Загрохотали тяжкие ботинки, низверглась дребездофонией со столов посуда, протестных элементов усмирили – хватило по пинку на каждого.
– Урод! – вдруг прошипела Зоя ненавидяще.
– Да почему же я урод?
– Этот, в туалет который. Ему-то шутки все, а может, кто и по-серьезному. Я вас, простите, не шокировала?
– Да что вы, что вы?
Замолчали. Ухо ее вот оно, рядом; он ей в ухо зарифмованные строчки:
– Но вразрез всеобщей мысли, ни на что на свете невзирая, пить и писать требовали дети.
В него вцепилась, в лацканы обеими руками, уткнулась головой в плечо, прильнула, вжалась, затряслась. Не могла во всех смыслах. И он, Сухожилов, не мог. Без этой вот с Зоей невольной сращенности. Музыкально безграмотная сухожиловская душа на предельных оборотах вырабатывала непристойнейшую и безгрешнейшую в мире благодарность за чудо этого лица, за чудо самой Зоиной крови, которая упрямо, неослабно билась у него в висках толчками, и он едва удерживался от того, чтобы без слов уткнуться носом в ее горячий нос, прижаться губами к ее бьющемуся веку. А дальше он, они, никто не понял, что произошло, внизу под ними что-то грохнуло, так глубоко, как будто под землей, и крики посыпались горохом из мешка – «Стоять! Стоять! Стоять!» – возня, шлепки, удары, буханье, опять мгновенно посыпались на пол стеклянные, фарфоровые кластеры, и треснул, раскатился выстрел, за ним другой, и охнуло у них над головами, на этот раз предельно близко, и целый мир накрылся обвальной смертью, когда людей сметает, вбивает в пол, расшвыривает, всем скопом, разом, не оставляя ни секунды для роздыха, ни щели голосовой для визга, всхлипа, ойканья, не позволяя пискнуть – не то что осознать.

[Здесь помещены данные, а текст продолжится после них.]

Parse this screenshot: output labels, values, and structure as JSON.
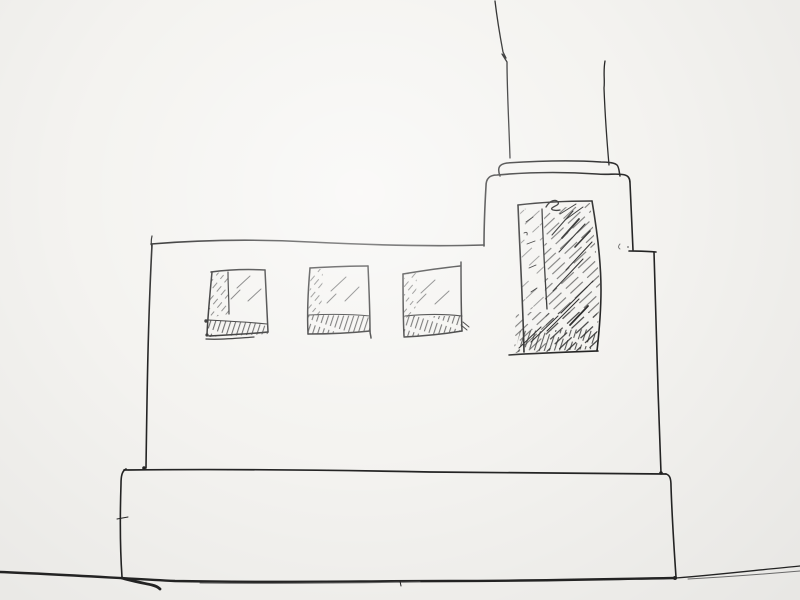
{
  "meta": {
    "type": "hand-drawn ink sketch on paper",
    "subject": "Pen sketch of a flat-roofed industrial building with a tall chimney, a raised tower with one large hatched window, three small hatched windows, a stepped plinth base and a ground line"
  },
  "colors": {
    "paper": "#f4f3f0",
    "ink": "#242424",
    "ink_light": "#6d6d6d"
  },
  "scene": {
    "parts": [
      "ground-line",
      "base-plinth",
      "building-body",
      "tower",
      "chimney-cap",
      "chimney",
      "tower-window",
      "window-1",
      "window-2",
      "window-3"
    ],
    "window_count": 4,
    "text_content": ""
  }
}
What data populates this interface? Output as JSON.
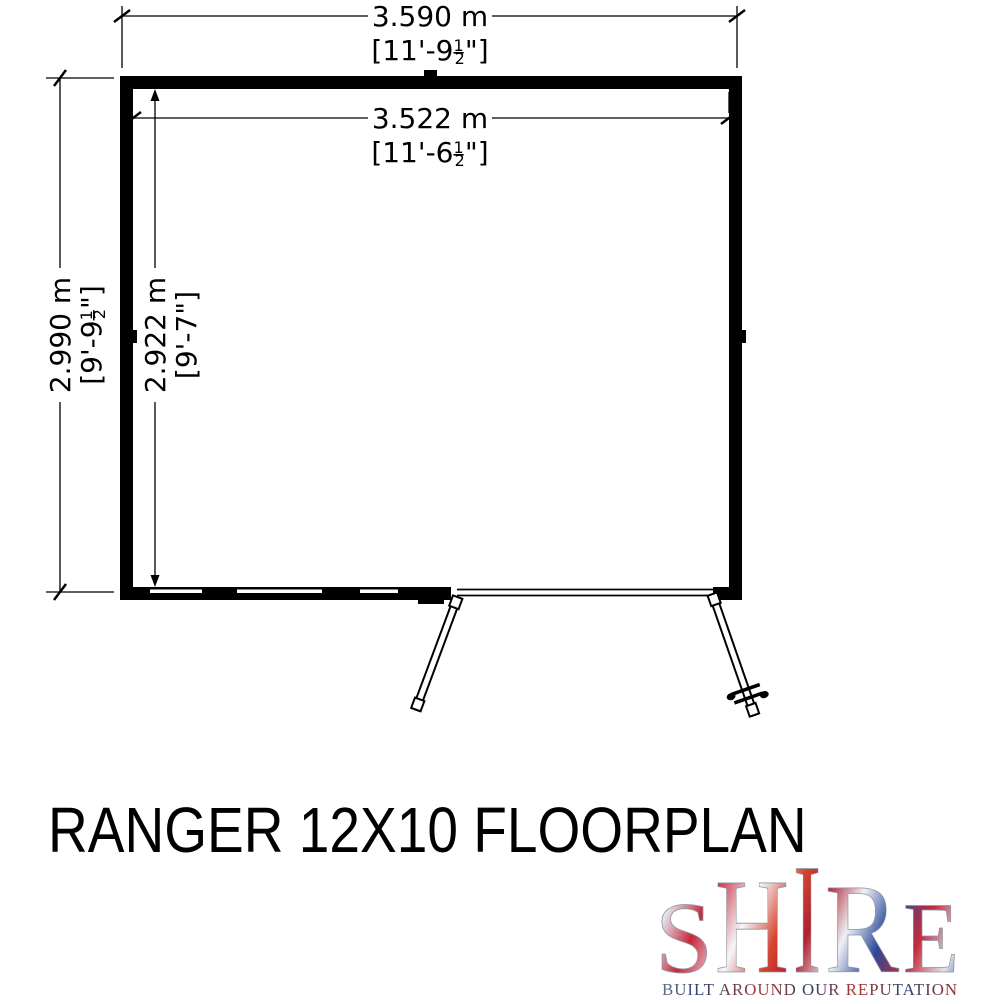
{
  "title": "RANGER 12X10 FLOORPLAN",
  "floorplan": {
    "dims": {
      "outer_width": {
        "metric": "3.590 m",
        "imp_pre": "[11'-9",
        "imp_num": "1",
        "imp_den": "2",
        "imp_post": "\"]"
      },
      "inner_width": {
        "metric": "3.522 m",
        "imp_pre": "[11'-6",
        "imp_num": "1",
        "imp_den": "2",
        "imp_post": "\"]"
      },
      "outer_depth": {
        "metric": "2.990 m",
        "imp_pre": "[9'-9",
        "imp_num": "1",
        "imp_den": "2",
        "imp_post": "\"]"
      },
      "inner_depth": {
        "metric": "2.922 m",
        "imperial": "[9'-7\"]"
      }
    }
  },
  "logo": {
    "letters": [
      "S",
      "H",
      "I",
      "R",
      "E"
    ],
    "tagline": "BUILT AROUND OUR REPUTATION",
    "flag_red": "#c8102e",
    "flag_blue": "#1d3c8f",
    "flag_silver": "#e9eef3",
    "tagline_navy": "#2c4070",
    "tagline_red": "#a93226"
  }
}
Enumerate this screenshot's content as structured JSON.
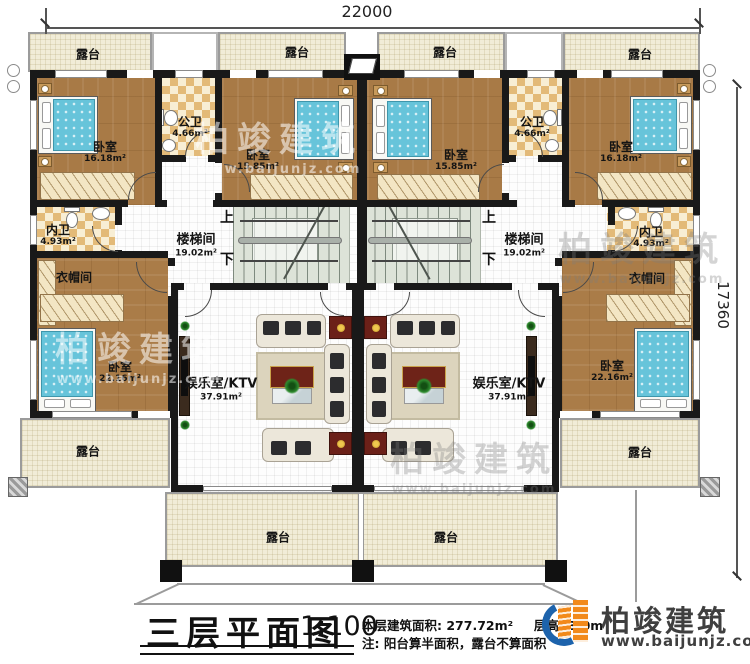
{
  "dimensions": {
    "width_top": "22000",
    "height_right": "17360"
  },
  "labels": {
    "terrace": "露台",
    "bedroom": "卧室",
    "public_bath": "公卫",
    "ensuite_bath": "内卫",
    "stairwell": "楼梯间",
    "cloakroom": "衣帽间",
    "ktv": "娱乐室/KTV",
    "up": "上",
    "down": "下"
  },
  "areas": {
    "bedroom_large": "16.18m²",
    "bedroom_mid": "15.85m²",
    "bedroom_master": "22.16m²",
    "public_bath": "4.66m²",
    "ensuite_bath": "4.93m²",
    "stairwell": "19.02m²",
    "ktv": "37.91m²"
  },
  "title_block": {
    "plan_title": "三层平面图",
    "scale": "1:100",
    "info_area": "本层建筑面积: 277.72m²",
    "info_height": "层高: 3.0m",
    "note": "注: 阳台算半面积，露台不算面积"
  },
  "branding": {
    "company": "柏竣建筑",
    "website": "www.baijunjz.com"
  },
  "watermark": {
    "company": "柏竣建筑",
    "website": "www.baijunjz.com"
  },
  "palette": {
    "wall": "#191919",
    "wood_floor": "#a87a46",
    "bath_tile": "#e3ba78",
    "terrace": "#f1ecd7",
    "stair": "#dde3d8",
    "bed_blue": "#67c4da",
    "tv_panel_red": "#6e2318",
    "logo_orange": "#f28a1b",
    "logo_blue": "#1d63ac"
  }
}
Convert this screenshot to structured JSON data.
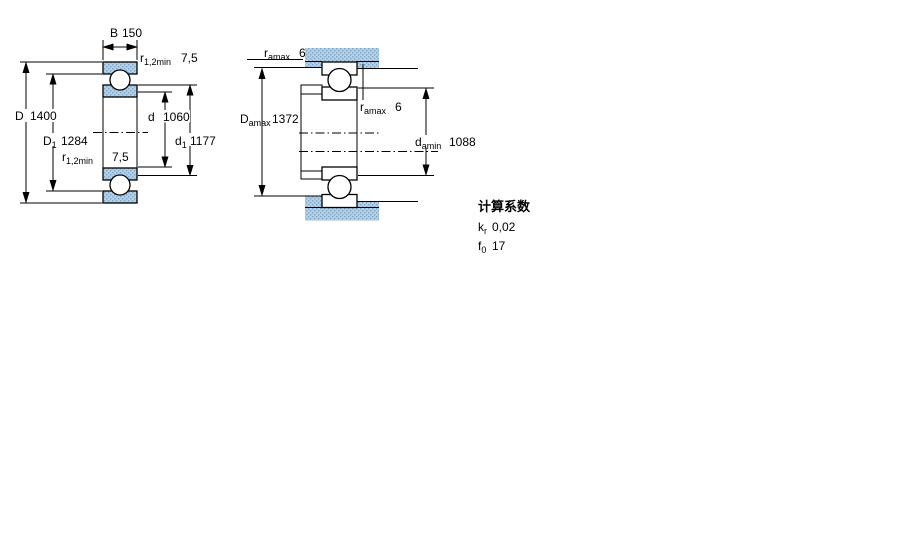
{
  "drawing": {
    "left": {
      "B": {
        "sym": "B",
        "val": "150"
      },
      "r_top": {
        "sym": "r",
        "sub": "1,2min",
        "val": "7,5"
      },
      "D": {
        "sym": "D",
        "val": "1400"
      },
      "D1": {
        "sym": "D",
        "sub": "1",
        "val": "1284"
      },
      "d": {
        "sym": "d",
        "val": "1060"
      },
      "d1": {
        "sym": "d",
        "sub": "1",
        "val": "1177"
      },
      "r_bottom": {
        "sym": "r",
        "sub": "1,2min",
        "val": "7,5"
      }
    },
    "right": {
      "ra_top": {
        "sym": "r",
        "sub": "amax",
        "val": "6"
      },
      "Damax": {
        "sym": "D",
        "sub": "amax",
        "val": "1372"
      },
      "ra_mid": {
        "sym": "r",
        "sub": "amax",
        "val": "6"
      },
      "damin": {
        "sym": "d",
        "sub": "amin",
        "val": "1088"
      }
    },
    "factors": {
      "title": "计算系数",
      "kr": {
        "sym": "k",
        "sub": "r",
        "val": "0,02"
      },
      "f0": {
        "sym": "f",
        "sub": "0",
        "val": "17"
      }
    },
    "colors": {
      "hatch_base": "#b5cfe3",
      "hatch_dot": "#7fa6c6",
      "line": "#000000"
    }
  }
}
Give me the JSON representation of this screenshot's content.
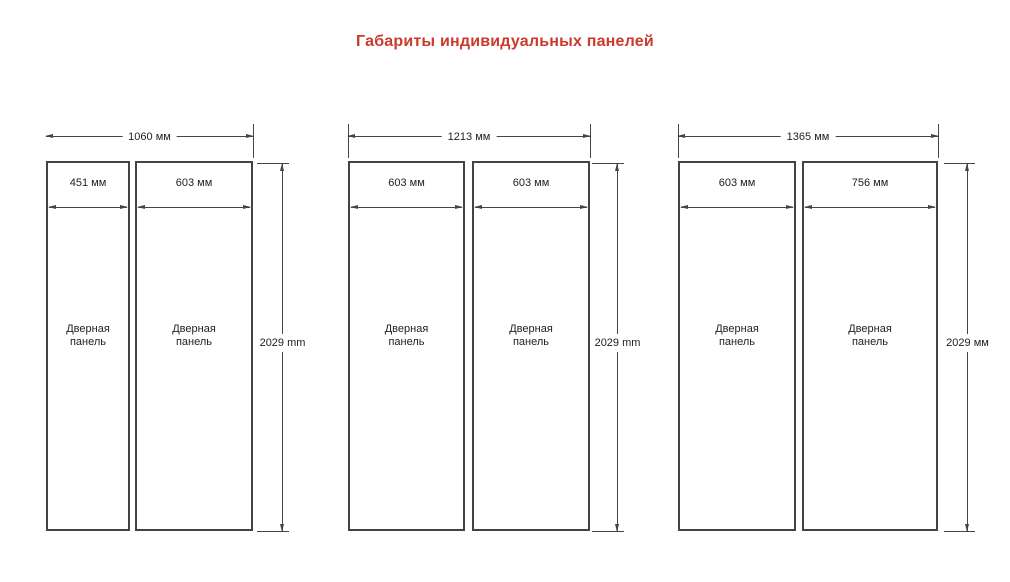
{
  "title": "Габариты индивидуальных панелей",
  "colors": {
    "accent": "#cb3a2c",
    "line": "#454545"
  },
  "panel_label": "Дверная панель",
  "groups": [
    {
      "overall_width": "1060 мм",
      "height": "2029 mm",
      "panels": [
        {
          "width": "451 мм",
          "label": "Дверная панель"
        },
        {
          "width": "603 мм",
          "label": "Дверная панель"
        }
      ]
    },
    {
      "overall_width": "1213 мм",
      "height": "2029 mm",
      "panels": [
        {
          "width": "603 мм",
          "label": "Дверная панель"
        },
        {
          "width": "603 мм",
          "label": "Дверная панель"
        }
      ]
    },
    {
      "overall_width": "1365 мм",
      "height": "2029 мм",
      "panels": [
        {
          "width": "603 мм",
          "label": "Дверная панель"
        },
        {
          "width": "756 мм",
          "label": "Дверная панель"
        }
      ]
    }
  ]
}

– Пип-пип, луноход-один вызывает лунохода-два.
– Что в Градской, как? – донесся сквозь шорох и гул электрического ветра нетерпеливый голос.
– Ты, может, впустишь? – взмолился Сухожилов.
Дверь запищала, отомкнулась. И Сухожилов, лифт не вызывая, вверх взлетел. Стоял перед дверью, в глазок видеокамеры смотрел, давил на кнопку. Затворы лязгнули. Он, не дождавшись, сам толкнул, вошел, и взрывом дикого веселья, вгоняя сердце в пятки внезапностью и вероломством нападения, вдруг на него набросился, метнулся в ноги кто – то в темноте – хохочущий и тут же запыхавшийся ребенок, предположительно девчоночьего пола, едва не сшиб, влепился, вжался, ноги обхватил, уткнулся головой в живот.